I am usually very careful with clicking any ads (I have uBlock Origin) and I never open any of those suspicious e-mails. I tried to check if it had something to do with any recent installations, but the only things I have installed were games through game clients that are trustworthy. The extensions I have are some I have used for 2+ years and there was never any issues with them at all. I am also the only one using this PC.
I tried to check the task manager and AppData for suspicious things running/installed, but I haven't spotted anything so far.

Crossing my fingers our problem will be solved!

 

[Maleko48]

Just found a relevant thread on the Google forums from 2015 that explains my exact situation perfectly. As I sit here typing this, I am on a fresh install of chrome browser after completely removing everything before reinstalling. It is important to note, I am not signed into my google account at the browser's profile level so none of my stuff is currently synced. I have not had a single popup this entire time. As soon as I sign my chrome browser into my profile and it syncs all my data back to my PC I immediately start getting the pops and redirects.

TL;DR:
My f***ing Google profile itself is infected...

here is the link: Google Groups

It appears to contain instructions for how to clear your Google profile's synced data but seems to have limited success... I will be reporting back as soon as I know more.

 

[Maleko48]

Also just some more info on my case in particular:

• I have removed any and all (even remotely) questionable local software from my machine that I installed recently and I keep an extremely clean and lean install of Win7.
• There are no unusual installations, toolbars, crapware, etc. showing up in Window's uninstall wizard list, nor is my CPU being loaded up with extra work.
• There are no unexpected extensions on my profiles either.
• Both of my profiles run the same set of extensions.
• I am currently narrowing down the infection between my two Chrome profiles that I use (one personal, one professional).
• After that, I will start with disabling all of my extensions, and if that proves unsuccessful, I may have to download my Google data archive and start messing around with resetting my sync'd data or settings that seem to keep causing all of this.

 

[Maleko48]

Here is the next most relevant thread I have managed to find, however it is far older from 2012:

Google Groups


My most recent redirects (that started coming as soon as I signed into my Chrome profile but that no software FULL scans are even picking up still have been to:

• Nextdoor.com

Per ADW Cleaner's log:

These are the threats that show up occasionally throughout all my scanning and re-scanning, but not consistently and when they do get cleaned they manage to find their way back. Again, all of this only happens when signing the Chrome.exe browser application itself into my google profile. If I log into my Google accounts at the website or webpage level, I have no problems.

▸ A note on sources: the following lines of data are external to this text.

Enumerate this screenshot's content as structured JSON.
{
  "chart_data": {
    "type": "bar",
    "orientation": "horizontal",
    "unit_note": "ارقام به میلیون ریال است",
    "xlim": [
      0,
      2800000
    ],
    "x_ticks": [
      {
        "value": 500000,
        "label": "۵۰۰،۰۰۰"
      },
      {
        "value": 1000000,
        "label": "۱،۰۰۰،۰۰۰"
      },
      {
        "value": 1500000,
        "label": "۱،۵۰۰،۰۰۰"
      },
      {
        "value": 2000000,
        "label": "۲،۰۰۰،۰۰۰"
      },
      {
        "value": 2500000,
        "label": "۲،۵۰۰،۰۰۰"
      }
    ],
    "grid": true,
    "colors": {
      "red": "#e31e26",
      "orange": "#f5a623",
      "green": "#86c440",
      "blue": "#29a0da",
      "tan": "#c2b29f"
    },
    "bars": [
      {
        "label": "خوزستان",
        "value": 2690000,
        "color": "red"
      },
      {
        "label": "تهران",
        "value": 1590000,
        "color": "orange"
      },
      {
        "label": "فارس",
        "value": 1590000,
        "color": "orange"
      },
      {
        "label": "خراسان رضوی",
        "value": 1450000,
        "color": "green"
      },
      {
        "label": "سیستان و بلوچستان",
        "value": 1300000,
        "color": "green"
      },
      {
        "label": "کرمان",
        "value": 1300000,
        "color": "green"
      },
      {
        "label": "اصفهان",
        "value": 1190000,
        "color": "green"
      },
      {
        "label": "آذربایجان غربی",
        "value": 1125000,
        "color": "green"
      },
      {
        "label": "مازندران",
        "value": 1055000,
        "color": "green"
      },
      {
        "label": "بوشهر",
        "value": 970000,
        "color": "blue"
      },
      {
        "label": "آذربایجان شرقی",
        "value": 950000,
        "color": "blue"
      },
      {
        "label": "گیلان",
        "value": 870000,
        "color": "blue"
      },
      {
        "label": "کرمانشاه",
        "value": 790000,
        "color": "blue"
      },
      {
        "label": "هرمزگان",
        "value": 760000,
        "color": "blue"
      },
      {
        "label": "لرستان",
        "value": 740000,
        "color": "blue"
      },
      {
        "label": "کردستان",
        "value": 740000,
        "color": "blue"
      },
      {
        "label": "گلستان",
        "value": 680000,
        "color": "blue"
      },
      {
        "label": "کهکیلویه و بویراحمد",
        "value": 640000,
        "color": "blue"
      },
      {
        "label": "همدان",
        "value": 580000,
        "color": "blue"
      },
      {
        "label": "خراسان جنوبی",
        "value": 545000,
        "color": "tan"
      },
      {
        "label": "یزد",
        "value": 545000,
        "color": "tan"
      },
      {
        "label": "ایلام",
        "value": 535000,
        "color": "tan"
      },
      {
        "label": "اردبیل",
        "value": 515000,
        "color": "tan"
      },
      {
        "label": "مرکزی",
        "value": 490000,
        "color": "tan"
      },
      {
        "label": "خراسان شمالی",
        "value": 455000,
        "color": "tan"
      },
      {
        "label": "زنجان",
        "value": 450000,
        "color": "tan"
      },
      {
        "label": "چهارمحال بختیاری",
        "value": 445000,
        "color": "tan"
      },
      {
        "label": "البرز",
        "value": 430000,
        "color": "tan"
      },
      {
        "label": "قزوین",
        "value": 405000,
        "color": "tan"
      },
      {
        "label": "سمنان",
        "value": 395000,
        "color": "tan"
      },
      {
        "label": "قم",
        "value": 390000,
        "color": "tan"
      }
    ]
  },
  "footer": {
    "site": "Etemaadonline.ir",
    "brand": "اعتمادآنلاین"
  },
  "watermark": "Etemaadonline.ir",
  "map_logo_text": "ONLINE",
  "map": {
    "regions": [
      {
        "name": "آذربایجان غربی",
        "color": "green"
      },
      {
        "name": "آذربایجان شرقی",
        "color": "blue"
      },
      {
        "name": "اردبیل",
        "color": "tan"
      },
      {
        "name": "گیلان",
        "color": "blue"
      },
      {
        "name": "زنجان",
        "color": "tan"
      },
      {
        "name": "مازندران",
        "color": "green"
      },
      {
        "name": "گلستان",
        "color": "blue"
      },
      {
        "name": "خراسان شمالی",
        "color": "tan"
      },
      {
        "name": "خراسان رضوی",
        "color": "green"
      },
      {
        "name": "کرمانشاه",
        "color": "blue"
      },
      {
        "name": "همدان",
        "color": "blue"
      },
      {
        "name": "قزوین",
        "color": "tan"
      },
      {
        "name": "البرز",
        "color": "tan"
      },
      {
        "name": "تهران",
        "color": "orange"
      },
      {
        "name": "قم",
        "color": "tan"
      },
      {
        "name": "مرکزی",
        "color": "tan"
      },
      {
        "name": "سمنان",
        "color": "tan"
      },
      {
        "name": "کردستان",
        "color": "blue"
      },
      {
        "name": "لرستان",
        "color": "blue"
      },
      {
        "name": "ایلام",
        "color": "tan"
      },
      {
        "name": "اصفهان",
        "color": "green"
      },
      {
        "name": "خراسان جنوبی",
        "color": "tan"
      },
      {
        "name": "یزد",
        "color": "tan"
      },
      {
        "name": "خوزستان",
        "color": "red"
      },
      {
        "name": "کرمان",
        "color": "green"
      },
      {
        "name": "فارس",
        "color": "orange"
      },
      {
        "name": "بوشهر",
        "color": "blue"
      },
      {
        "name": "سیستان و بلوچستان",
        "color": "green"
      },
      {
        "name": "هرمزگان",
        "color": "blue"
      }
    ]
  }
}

Chrome pref Found: [C:\Users\Maleko\AppData\Local\Google\Chrome\User Data\Default\Web data] - startnow.com
Chrome pref Found: [C:\Users\Maleko\AppData\Local\Google\Chrome\User Data\Default\Web data] - ask.com
Chrome pref Found: [C:\Users\Maleko\AppData\Local\Google\Chrome\User Data\Default\Web data] - aol.com
Chrome pref Found: [C:\Users\Maleko\AppData\Local\Google\Chrome\User Data\Default\Secure Preferences] - hxxp://search.conduit.com/?ctid=CT3220468&SearchSource=48
Chrome pref Found: [C:\Users\Maleko\AppData\Local\Google\Chrome\User Data\Profile 1\Web data] - startnow.com
Chrome pref Found: [C:\Users\Maleko\AppData\Local\Google\Chrome\User Data\Profile 1\Web data] - ask.com
Chrome pref Found: [C:\Users\Maleko\AppData\Local\Google\Chrome\User Data\Profile 1\Web data] - aol.com



At this point I have successfully confirmed my (newer) professional account is compromised, but I am still narrowing it further.

 

[TwinHeadedEagle]

Yes, sometimes Chrome profile gets poisoned by adware homepages or extensions and you can remove empty your sync data. After that, just login again and you should be fine.